A 36-year-old Shelbyville, Tenn., man was sentenced Monday to one year of probation, a $1,000 fine and also is required to write an article for publication about the crime to which he pleaded guilty.
Paul Blackburn was convicted of violating the Horse Protection Act through the use of soring, which involves cutting into a horse's hoof to make it walk with an exaggerated gait.
Prosecutions of the act against Blackburn, his co-defendants and an unrelated case in Middle Tennessee were the first in two decades, according to the U.S. attorney's office.

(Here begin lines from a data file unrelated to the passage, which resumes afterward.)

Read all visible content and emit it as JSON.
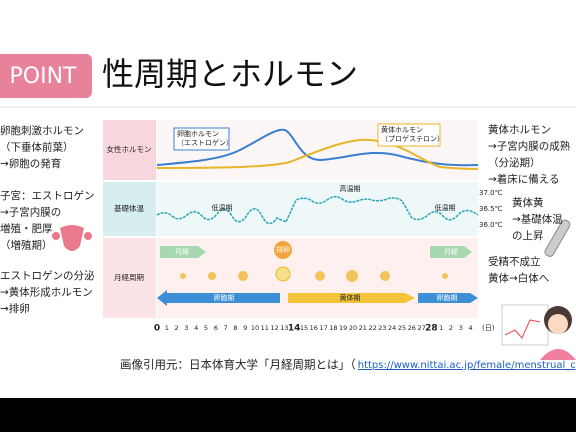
{
  "badge": "POINT",
  "title": "性周期とホルモン",
  "left_notes": [
    [
      "卵胞刺激ホルモン",
      "（下垂体前葉）",
      "→卵胞の発育"
    ],
    [
      "子宮：エストロゲン",
      "→子宮内膜の",
      "増殖・肥厚",
      "（増殖期）"
    ],
    [
      "エストロゲンの分泌",
      "→黄体形成ホルモン",
      "→排卵"
    ]
  ],
  "rows": [
    "女性ホルモン",
    "基礎体温",
    "月経周期"
  ],
  "hormones": {
    "estrogen": [
      "卵胞ホルモン",
      "（エストロゲン）"
    ],
    "progesterone": [
      "黄体ホルモン",
      "（プロゲステロン）"
    ]
  },
  "temperature": {
    "labels": [
      "37.0℃",
      "36.5℃",
      "36.0℃"
    ],
    "phases": [
      "低温期",
      "高温期",
      "低温期"
    ]
  },
  "cycle": {
    "events": [
      "月経",
      "排卵",
      "月経"
    ],
    "phases": [
      "卵胞期",
      "黄体期",
      "卵胞期"
    ]
  },
  "days": [
    "0",
    "1",
    "2",
    "3",
    "4",
    "5",
    "6",
    "7",
    "8",
    "9",
    "10",
    "11",
    "12",
    "13",
    "14",
    "15",
    "16",
    "17",
    "18",
    "19",
    "20",
    "21",
    "22",
    "23",
    "24",
    "25",
    "26",
    "27",
    "28",
    "1",
    "2",
    "3",
    "4"
  ],
  "day_unit": "(日)",
  "right_notes": [
    [
      "黄体ホルモン",
      "→子宮内膜の成熟",
      "（分泌期）",
      "→着床に備える"
    ],
    [
      "黄体黄",
      "→基礎体温",
      "の上昇"
    ],
    [
      "受精不成立",
      "黄体→白体へ"
    ]
  ],
  "footer": {
    "prefix": "画像引用元：日本体育大学「月経周期とは」（",
    "link": "https://www.nittai.ac.jp/female/menstrual_cycle/index.html",
    "suffix": "）"
  }
}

U.S. District Judge Harry "Sandy" Mattice sentenced Blackburn to probation because the crime is a misdemeanor and it is his first criminal conviction. But Mattice noted that Blackburn had previous run-ins with the law and warned him about future choices.
"You don't want to just keep tempting fate," Mattice said. "The second time in federal court is usually very unpleasant."

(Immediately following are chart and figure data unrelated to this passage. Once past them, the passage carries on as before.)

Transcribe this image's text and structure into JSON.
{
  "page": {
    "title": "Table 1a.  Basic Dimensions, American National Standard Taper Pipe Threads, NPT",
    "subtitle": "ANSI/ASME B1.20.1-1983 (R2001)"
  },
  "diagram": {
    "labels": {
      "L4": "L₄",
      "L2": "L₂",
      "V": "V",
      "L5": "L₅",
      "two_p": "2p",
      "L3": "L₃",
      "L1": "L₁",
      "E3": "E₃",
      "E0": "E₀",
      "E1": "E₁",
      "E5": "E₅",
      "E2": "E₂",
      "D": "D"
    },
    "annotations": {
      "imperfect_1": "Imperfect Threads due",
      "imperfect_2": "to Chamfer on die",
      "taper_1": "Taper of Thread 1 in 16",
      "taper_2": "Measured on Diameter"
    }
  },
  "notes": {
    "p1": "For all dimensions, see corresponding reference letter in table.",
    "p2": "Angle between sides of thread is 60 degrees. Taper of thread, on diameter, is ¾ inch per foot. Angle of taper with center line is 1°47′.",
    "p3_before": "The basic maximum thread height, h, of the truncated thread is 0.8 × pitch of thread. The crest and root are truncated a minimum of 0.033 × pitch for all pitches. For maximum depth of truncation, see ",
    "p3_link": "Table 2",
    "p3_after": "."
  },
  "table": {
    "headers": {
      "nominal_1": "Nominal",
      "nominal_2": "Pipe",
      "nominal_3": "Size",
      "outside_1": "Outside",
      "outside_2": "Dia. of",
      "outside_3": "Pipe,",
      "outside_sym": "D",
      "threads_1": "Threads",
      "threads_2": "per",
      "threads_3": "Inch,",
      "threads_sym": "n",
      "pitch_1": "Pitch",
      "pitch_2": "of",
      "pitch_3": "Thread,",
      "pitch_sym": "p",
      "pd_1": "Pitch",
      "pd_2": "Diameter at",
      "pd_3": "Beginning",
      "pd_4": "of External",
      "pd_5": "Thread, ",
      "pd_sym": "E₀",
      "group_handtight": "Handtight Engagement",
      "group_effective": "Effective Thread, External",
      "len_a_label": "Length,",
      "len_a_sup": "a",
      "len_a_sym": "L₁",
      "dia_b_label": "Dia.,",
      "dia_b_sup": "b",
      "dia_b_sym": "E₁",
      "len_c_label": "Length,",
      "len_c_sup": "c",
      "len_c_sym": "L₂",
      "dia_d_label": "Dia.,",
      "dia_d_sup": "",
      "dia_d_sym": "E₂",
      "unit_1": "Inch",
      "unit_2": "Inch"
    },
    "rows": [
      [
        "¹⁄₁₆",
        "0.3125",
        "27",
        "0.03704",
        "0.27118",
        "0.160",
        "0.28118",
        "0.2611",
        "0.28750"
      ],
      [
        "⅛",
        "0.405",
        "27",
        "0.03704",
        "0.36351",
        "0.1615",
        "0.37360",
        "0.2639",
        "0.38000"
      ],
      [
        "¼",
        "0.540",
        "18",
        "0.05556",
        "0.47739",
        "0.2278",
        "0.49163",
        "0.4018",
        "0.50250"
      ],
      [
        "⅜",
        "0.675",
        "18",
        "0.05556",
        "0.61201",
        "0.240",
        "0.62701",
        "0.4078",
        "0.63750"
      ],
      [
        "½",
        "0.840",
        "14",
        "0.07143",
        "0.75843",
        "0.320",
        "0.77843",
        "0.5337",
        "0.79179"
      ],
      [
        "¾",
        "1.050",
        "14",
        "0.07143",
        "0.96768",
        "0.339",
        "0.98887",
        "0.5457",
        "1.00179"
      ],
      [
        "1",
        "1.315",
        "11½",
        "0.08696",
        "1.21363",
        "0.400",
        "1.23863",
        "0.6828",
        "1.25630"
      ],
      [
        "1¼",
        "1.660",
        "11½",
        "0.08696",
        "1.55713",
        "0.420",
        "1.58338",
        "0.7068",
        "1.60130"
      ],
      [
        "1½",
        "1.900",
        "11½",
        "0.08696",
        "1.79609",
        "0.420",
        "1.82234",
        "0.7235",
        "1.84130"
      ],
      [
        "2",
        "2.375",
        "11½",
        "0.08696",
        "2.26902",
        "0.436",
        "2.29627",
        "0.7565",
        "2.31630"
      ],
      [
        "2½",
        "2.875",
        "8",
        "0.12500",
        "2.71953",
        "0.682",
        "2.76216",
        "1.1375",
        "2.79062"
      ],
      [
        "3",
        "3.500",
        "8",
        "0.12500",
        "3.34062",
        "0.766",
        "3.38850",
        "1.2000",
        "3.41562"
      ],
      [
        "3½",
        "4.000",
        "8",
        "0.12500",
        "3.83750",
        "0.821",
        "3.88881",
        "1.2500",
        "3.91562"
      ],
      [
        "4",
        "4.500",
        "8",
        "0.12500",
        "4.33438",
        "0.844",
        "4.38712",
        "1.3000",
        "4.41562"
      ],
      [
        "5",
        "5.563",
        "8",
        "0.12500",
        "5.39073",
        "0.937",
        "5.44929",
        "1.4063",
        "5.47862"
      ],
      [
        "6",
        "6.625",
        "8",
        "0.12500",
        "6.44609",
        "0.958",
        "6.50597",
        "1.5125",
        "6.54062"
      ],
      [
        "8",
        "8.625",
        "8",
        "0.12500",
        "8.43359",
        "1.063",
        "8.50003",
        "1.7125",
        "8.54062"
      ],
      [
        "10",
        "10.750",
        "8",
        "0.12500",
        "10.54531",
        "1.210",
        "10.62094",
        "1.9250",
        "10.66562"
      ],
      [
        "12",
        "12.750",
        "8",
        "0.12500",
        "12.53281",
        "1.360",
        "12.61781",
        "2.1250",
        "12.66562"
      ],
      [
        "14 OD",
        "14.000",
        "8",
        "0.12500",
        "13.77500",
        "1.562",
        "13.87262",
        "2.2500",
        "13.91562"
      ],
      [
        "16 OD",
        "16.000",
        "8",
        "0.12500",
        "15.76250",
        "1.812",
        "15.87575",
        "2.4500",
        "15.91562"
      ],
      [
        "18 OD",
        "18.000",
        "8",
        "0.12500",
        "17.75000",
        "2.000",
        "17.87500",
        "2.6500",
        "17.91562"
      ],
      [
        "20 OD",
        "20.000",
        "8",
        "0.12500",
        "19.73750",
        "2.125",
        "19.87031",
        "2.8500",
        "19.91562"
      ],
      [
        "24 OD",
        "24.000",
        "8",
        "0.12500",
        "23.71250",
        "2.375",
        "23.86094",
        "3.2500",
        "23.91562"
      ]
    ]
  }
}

Mattice told Blackburn he would have to write an article describing the horse soring methods used in the gaited-horse community, the effects of soring and the type of people who commit these crimes.
After the hearing, Blackburn said he was "just at the wrong place at the wrong time" and declined further comment.
In a news release Monday, U.S. Attorney Bill Killian said the crime "is an example of a widespread problem in the equine industry that gives unfair and illegal advantage to some competitors over others, in addition to causing cruelty to the animals."
Co-defendants Barney Davis and Christen Altman are scheduled for sentencing Feb. 27. Each pleaded guilty last fall to similar charges.